Tuesday, October 11, 2011

Short, But Not Always Sweet

Nassim Nicholas Taleb is the author of the challenging book, The Black Swan, an exploration of randmoness, Taleb's philosophical specialty. The Bed Of Procrustes is his latest, a collection of aphorisms challenging just about everything.

The Procrustes of Greek mythology was a cruel fellow who stretched or shortened people to make them fit his inflexible bed. Mr. Taleb’s new book addresses the modern day ways in which “we humans, facing limits of knowledge, and things we do not observe, the unseen and the unknown, resolve the tension by squeezing life and the world into crisp commoditized ideas, reductive categories, specific vocabularies, and prepackaged narratives, which, on the occasion, has explosive consequences.” In other words, we live under self-imposed delusions.
--Crosshairs Trader
I picked up the book at the library last week and found it fascinating. As a collection of aphorisms it is just that- short statements on different topics that are far more than bumper-sticker thinking. They are in the best tradition of wisdom sayings, proverbs, that point out the frailty of humanity and our accepted ways of thinking.

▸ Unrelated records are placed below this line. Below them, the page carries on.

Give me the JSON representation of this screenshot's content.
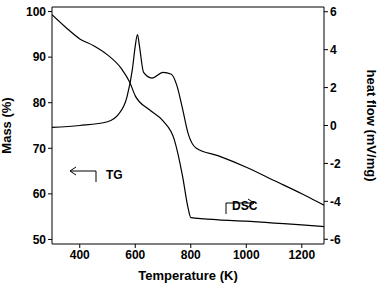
{
  "chart_data": {
    "type": "line",
    "xlabel": "Temperature (K)",
    "ylabel": "Mass (%)",
    "y2label": "heat flow (mV/mg)",
    "xlim": [
      300,
      1280
    ],
    "xticks": [
      400,
      600,
      800,
      1000,
      1200
    ],
    "ylim": [
      49,
      101
    ],
    "yticks": [
      50,
      60,
      70,
      80,
      90,
      100
    ],
    "y2lim": [
      -6.25,
      6.25
    ],
    "y2ticks": [
      -6,
      -4,
      -2,
      0,
      2,
      4,
      6
    ],
    "grid": false,
    "series": [
      {
        "name": "TG",
        "color": "#000000",
        "x": [
          300,
          350,
          400,
          450,
          500,
          550,
          580,
          600,
          650,
          700,
          740,
          770,
          790,
          800,
          850,
          900,
          1000,
          1100,
          1200,
          1280
        ],
        "values": [
          99.3,
          96.5,
          94,
          92.5,
          90.5,
          87.5,
          84.5,
          81.5,
          78.5,
          76,
          72,
          64,
          57,
          54.8,
          54.5,
          54.3,
          54,
          53.6,
          53.2,
          52.8
        ]
      },
      {
        "name": "DSC",
        "color": "#000000",
        "axis": "y2",
        "x": [
          300,
          400,
          500,
          540,
          570,
          590,
          600,
          608,
          615,
          630,
          660,
          700,
          730,
          750,
          770,
          790,
          820,
          900,
          1000,
          1100,
          1200,
          1240,
          1280
        ],
        "values": [
          -0.1,
          0,
          0.2,
          0.6,
          1.5,
          3,
          4.2,
          4.8,
          4.2,
          2.8,
          2.5,
          2.8,
          2.7,
          2.1,
          0.9,
          -0.4,
          -1.2,
          -1.6,
          -2.2,
          -2.9,
          -3.6,
          -3.9,
          -4.2
        ]
      }
    ]
  }
}
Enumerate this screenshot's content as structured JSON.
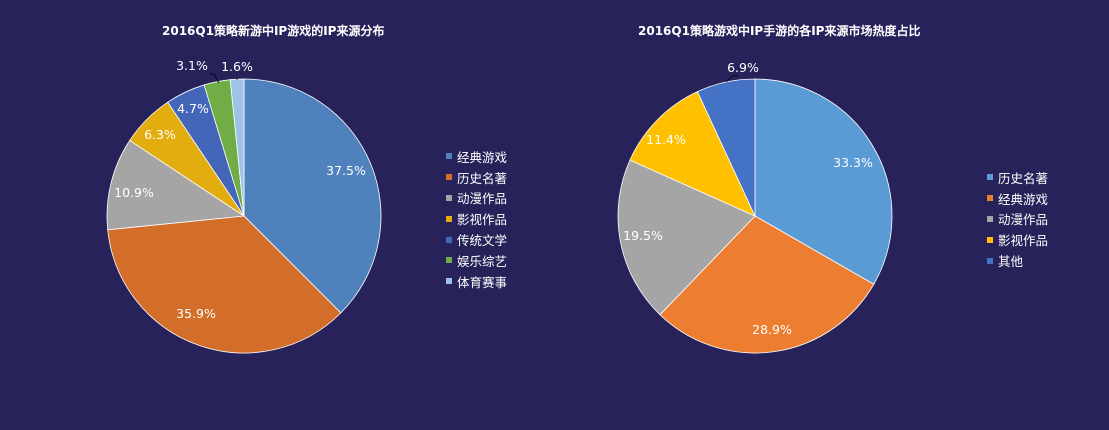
{
  "chart_data": [
    {
      "type": "pie",
      "title": "2016Q1策略新游中IP游戏的IP来源分布",
      "categories": [
        "经典游戏",
        "历史名著",
        "动漫作品",
        "影视作品",
        "传统文学",
        "娱乐综艺",
        "体育赛事"
      ],
      "values": [
        37.5,
        35.9,
        10.9,
        6.3,
        4.7,
        3.1,
        1.6
      ],
      "labels": [
        "37.5%",
        "35.9%",
        "10.9%",
        "6.3%",
        "4.7%",
        "3.1%",
        "1.6%"
      ],
      "colors": [
        "#4f81bd",
        "#d36d2a",
        "#a5a5a5",
        "#e3ac0f",
        "#4466b8",
        "#70ad47",
        "#9dc3e6"
      ],
      "legend_position": "right",
      "start_angle": 0,
      "direction": "clockwise"
    },
    {
      "type": "pie",
      "title": "2016Q1策略游戏中IP手游的各IP来源市场热度占比",
      "categories": [
        "历史名著",
        "经典游戏",
        "动漫作品",
        "影视作品",
        "其他"
      ],
      "values": [
        33.3,
        28.9,
        19.5,
        11.4,
        6.9
      ],
      "labels": [
        "33.3%",
        "28.9%",
        "19.5%",
        "11.4%",
        "6.9%"
      ],
      "colors": [
        "#5b9bd5",
        "#ed7d31",
        "#a5a5a5",
        "#ffc000",
        "#4472c4"
      ],
      "legend_position": "right",
      "start_angle": 0,
      "direction": "clockwise"
    }
  ]
}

One that grabbed my attention was this:
Education makes the wise slightly wiser, but makes the fool vastly more dangerous.
I remember hearing a study a number of years ago about counselors and counselor training. What they discovered was that people who were not "naturally" good at counseling and helping were actually made worse at it (and hence more dangerous to their clients) by education in counseling. They think that knowledge is what makes one good at a career or vocation when it reality it is far more intrinsic than that.

~ ~ ~ ~ ~ ~ ~ ~ ~ ~ ~ ~ ~

Which ties into a second quote that hit me from Taleb's book:
Over the long term, you are more likely to fool yourself than others.
In my field we call it denial. And it is powerful and devastating.

~ ~ ~ ~ ~ ~ ~ ~ ~ ~ ~ ~ ~

One more that made me stop and think:
Those who think religion is about "belief" don't understand religion, and don't understand belief.
That is one that makes my mind say "Right on!" but at the same time scratch my head in wondering what Taleb is thinking.

As I said I got the book out of the library. But it might is a book I would like to have on my shelf to bring me up short when I think I know what I am doing.